Sigurdsen suggested that investors would do better to consider the offer alongside GKN’s late 2013 and early 2014 share prices, rather than more recent values. GKN traded at £4.13 on February 21, 2014, for example, compared to £2.98 on December 15, 2017.

“There were company-specific factors impacting the share price last year, which, in my opinion, were one-off in nature,” Sigurdsen said.

James Henderson, a Janus Henderson portfolio manager and director, said he would like to see the bid from Melrose “disappear.”

“They are a big distraction to management,” Henderson said in an interview. “This will be very time consuming over the next few months. While there is a big fan club of Melrose supporters, GKN is a huge business, operating in many different locations and markets. Takeovers and acquisitions are difficult enough, without them being contested.”

[II Deep Dive: Boardroom ‘Gut Check’ Set to Drive M&A]

In Thursday’s letter to shareholders, Melrose pledged an additional £150 million for GKN’s pension schemes if investors accept its takeover terms.

The aspiring buyer said it has been “a good steward” of previous acquisitions’ pension schemes, and promised to put in place deficit reduction programs at GKN and “maintain prudent levels of leverage.”

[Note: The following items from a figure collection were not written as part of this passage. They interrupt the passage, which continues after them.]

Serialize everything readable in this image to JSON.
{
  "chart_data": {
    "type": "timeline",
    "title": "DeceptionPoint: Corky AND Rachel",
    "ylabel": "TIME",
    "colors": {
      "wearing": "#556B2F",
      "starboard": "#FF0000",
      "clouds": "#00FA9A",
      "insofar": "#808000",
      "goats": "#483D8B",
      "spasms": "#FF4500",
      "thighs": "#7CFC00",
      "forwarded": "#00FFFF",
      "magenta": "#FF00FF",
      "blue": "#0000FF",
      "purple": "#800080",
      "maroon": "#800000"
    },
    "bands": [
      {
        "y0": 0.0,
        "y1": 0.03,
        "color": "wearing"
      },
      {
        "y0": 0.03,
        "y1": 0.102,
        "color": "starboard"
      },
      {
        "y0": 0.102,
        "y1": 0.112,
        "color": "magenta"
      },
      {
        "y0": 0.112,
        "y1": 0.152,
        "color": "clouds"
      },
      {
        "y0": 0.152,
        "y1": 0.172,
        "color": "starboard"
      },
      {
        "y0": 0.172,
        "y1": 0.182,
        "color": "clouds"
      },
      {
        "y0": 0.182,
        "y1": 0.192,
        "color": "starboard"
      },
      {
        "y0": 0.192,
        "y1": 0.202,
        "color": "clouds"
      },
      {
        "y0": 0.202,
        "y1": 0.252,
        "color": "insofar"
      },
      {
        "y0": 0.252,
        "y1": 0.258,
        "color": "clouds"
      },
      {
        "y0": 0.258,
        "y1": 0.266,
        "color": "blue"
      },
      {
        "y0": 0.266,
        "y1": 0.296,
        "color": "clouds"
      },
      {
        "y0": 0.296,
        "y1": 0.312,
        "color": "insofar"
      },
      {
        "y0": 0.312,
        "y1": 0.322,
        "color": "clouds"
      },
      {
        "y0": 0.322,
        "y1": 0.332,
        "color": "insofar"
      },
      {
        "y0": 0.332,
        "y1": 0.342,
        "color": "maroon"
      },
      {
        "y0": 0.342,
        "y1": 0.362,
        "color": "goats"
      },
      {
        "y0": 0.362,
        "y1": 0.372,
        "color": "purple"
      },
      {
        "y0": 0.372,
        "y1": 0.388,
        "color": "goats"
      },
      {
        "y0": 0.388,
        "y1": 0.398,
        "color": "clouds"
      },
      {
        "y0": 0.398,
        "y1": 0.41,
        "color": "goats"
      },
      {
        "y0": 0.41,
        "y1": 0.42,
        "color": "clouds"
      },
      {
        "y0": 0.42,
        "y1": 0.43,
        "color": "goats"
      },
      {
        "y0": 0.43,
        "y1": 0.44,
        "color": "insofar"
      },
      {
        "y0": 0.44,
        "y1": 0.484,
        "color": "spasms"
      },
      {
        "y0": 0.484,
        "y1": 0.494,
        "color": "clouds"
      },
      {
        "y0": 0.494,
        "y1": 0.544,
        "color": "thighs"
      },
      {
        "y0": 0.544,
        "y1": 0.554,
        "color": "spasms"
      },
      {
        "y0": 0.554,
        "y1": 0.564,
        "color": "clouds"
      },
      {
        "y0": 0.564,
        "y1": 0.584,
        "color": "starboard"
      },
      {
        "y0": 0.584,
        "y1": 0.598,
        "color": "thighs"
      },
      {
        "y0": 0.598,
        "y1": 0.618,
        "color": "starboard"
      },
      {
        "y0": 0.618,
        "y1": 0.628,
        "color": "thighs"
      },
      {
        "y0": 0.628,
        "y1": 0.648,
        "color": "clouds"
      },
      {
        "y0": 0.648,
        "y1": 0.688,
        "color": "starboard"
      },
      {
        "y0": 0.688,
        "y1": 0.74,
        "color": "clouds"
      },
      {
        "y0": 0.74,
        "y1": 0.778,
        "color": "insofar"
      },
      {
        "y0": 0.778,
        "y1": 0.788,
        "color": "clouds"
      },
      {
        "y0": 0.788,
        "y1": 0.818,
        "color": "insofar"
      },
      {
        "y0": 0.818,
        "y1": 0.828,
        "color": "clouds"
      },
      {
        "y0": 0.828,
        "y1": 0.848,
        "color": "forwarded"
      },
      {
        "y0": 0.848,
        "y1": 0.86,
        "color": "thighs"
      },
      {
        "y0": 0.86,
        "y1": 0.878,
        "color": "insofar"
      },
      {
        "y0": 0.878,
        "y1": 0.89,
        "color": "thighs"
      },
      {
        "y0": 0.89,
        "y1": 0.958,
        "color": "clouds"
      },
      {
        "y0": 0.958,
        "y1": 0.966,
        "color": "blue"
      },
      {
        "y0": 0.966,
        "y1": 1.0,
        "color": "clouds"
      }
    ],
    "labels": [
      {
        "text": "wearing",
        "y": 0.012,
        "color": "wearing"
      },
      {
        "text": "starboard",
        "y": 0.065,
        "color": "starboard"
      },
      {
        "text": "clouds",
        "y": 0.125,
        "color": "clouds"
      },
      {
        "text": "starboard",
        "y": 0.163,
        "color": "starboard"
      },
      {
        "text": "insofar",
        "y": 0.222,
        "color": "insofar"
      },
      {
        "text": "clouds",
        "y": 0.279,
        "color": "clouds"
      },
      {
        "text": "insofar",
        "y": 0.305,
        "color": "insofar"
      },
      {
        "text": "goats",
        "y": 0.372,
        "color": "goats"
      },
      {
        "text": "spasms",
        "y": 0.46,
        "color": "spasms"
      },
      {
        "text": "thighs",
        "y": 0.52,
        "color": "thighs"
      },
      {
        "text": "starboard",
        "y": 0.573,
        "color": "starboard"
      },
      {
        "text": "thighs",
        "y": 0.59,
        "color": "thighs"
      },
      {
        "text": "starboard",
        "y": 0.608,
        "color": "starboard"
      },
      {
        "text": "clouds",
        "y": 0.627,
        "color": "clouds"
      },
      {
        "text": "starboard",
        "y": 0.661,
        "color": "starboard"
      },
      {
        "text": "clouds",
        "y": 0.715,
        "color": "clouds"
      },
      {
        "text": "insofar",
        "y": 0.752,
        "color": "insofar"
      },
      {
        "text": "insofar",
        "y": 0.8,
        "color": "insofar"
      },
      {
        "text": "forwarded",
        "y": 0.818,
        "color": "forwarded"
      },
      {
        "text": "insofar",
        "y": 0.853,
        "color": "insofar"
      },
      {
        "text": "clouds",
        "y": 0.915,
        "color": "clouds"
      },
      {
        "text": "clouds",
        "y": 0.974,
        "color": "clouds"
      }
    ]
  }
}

But one consultant warned that Melrose’s plan would likely expand GKN’s pension deficit, not reduce it. “Melrose has said, publicly, that it plans to increase debt levels,” Martin Hunter, principal at Xafinity Punter Southall, told II. “Increased debt means the company has to use more of the cash that it generates every year to service the debt. This leaves less to pay into the scheme.”